Several customers have shared how earlier suppliers failed them with inconsistent melting points or variable color, impacting high-throughput assay results. Our approach focuses relentlessly on cycle consistency, an attitude that comes only from repeated, hands-on production. Chemists and plant managers here share feedback back and forth before shipping every lot, because at this level, no detail is too small.

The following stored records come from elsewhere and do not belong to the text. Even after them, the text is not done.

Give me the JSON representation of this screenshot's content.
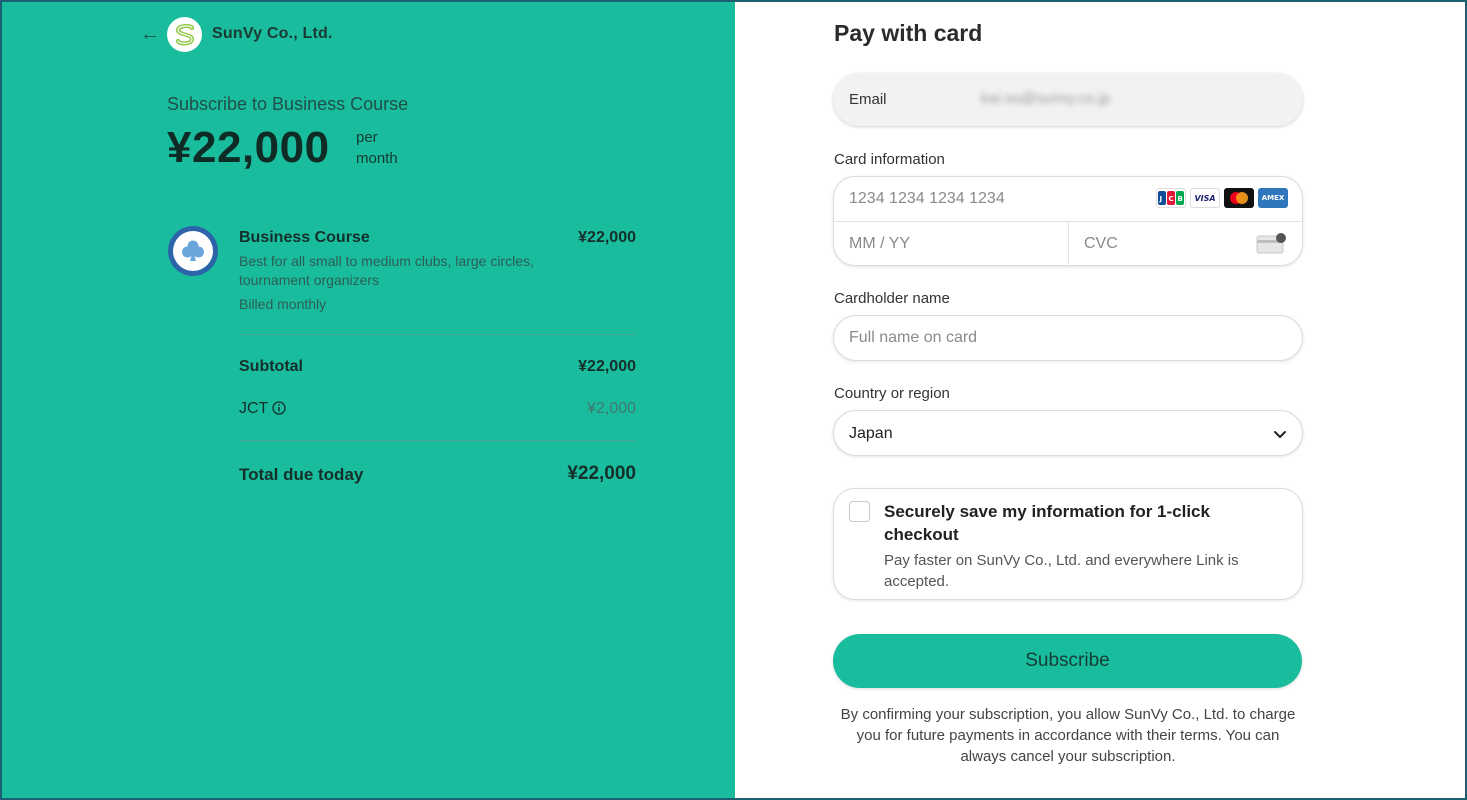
{
  "merchant": {
    "name": "SunVy Co., Ltd."
  },
  "summary": {
    "subscribe_title": "Subscribe to Business Course",
    "price": "¥22,000",
    "per_period": "per month"
  },
  "line_item": {
    "name": "Business Course",
    "price": "¥22,000",
    "description": "Best for all small to medium clubs, large circles, tournament organizers",
    "billing": "Billed monthly"
  },
  "totals": {
    "subtotal_label": "Subtotal",
    "subtotal_value": "¥22,000",
    "tax_label": "JCT",
    "tax_value": "¥2,000",
    "total_label": "Total due today",
    "total_value": "¥22,000"
  },
  "form": {
    "title": "Pay with card",
    "email_label": "Email",
    "email_value": "kai.ou@sunvy.co.jp",
    "card_label": "Card information",
    "card_number_placeholder": "1234 1234 1234 1234",
    "expiry_placeholder": "MM / YY",
    "cvc_placeholder": "CVC",
    "card_brands": [
      "JCB",
      "VISA",
      "Mastercard",
      "AMEX"
    ],
    "cardholder_label": "Cardholder name",
    "cardholder_placeholder": "Full name on card",
    "country_label": "Country or region",
    "country_value": "Japan",
    "save_title": "Securely save my information for 1-click checkout",
    "save_desc": "Pay faster on SunVy Co., Ltd. and everywhere Link is accepted.",
    "save_checked": false,
    "subscribe_label": "Subscribe",
    "legal_text": "By confirming your subscription, you allow SunVy Co., Ltd. to charge you for future payments in accordance with their terms. You can always cancel your subscription."
  },
  "colors": {
    "brand_green": "#19bc9c",
    "text_dark": "#152f2a"
  }
}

Innovation in pharmaceutical and agrochemical chemistry relies on specialist intermediates, and a molecule like 2-Amino-5-bromo-3,4-dimethylpyridine shows how years of process chemistry, attention to detail, and responsive customer service matter. We remember every unusual pressure spike, every off-spec sample, and every customer call that led to a new improvement. Our business is built on the front line, not in isolation from end users, so every drum we ship represents not just days of reactor monitoring but a commitment to continuous improvement and partnership.
Researchers looking beyond the standard catalog options trust manufacturers with established, transparent production histories. Real-world stability data, direct access to technical teams, and products shaped not by spec sheets but by thousands of hours in the plant — these factors separate real producers from brokers and resellers. Years from now, some new blockbuster molecule, greener agricultural solution, or specialty material will owe its existence, in part, to careful, proven production and responsive collaboration on a molecule like this one. That’s the satisfaction of being a manufacturing chemist in a world demanding ever-better molecules.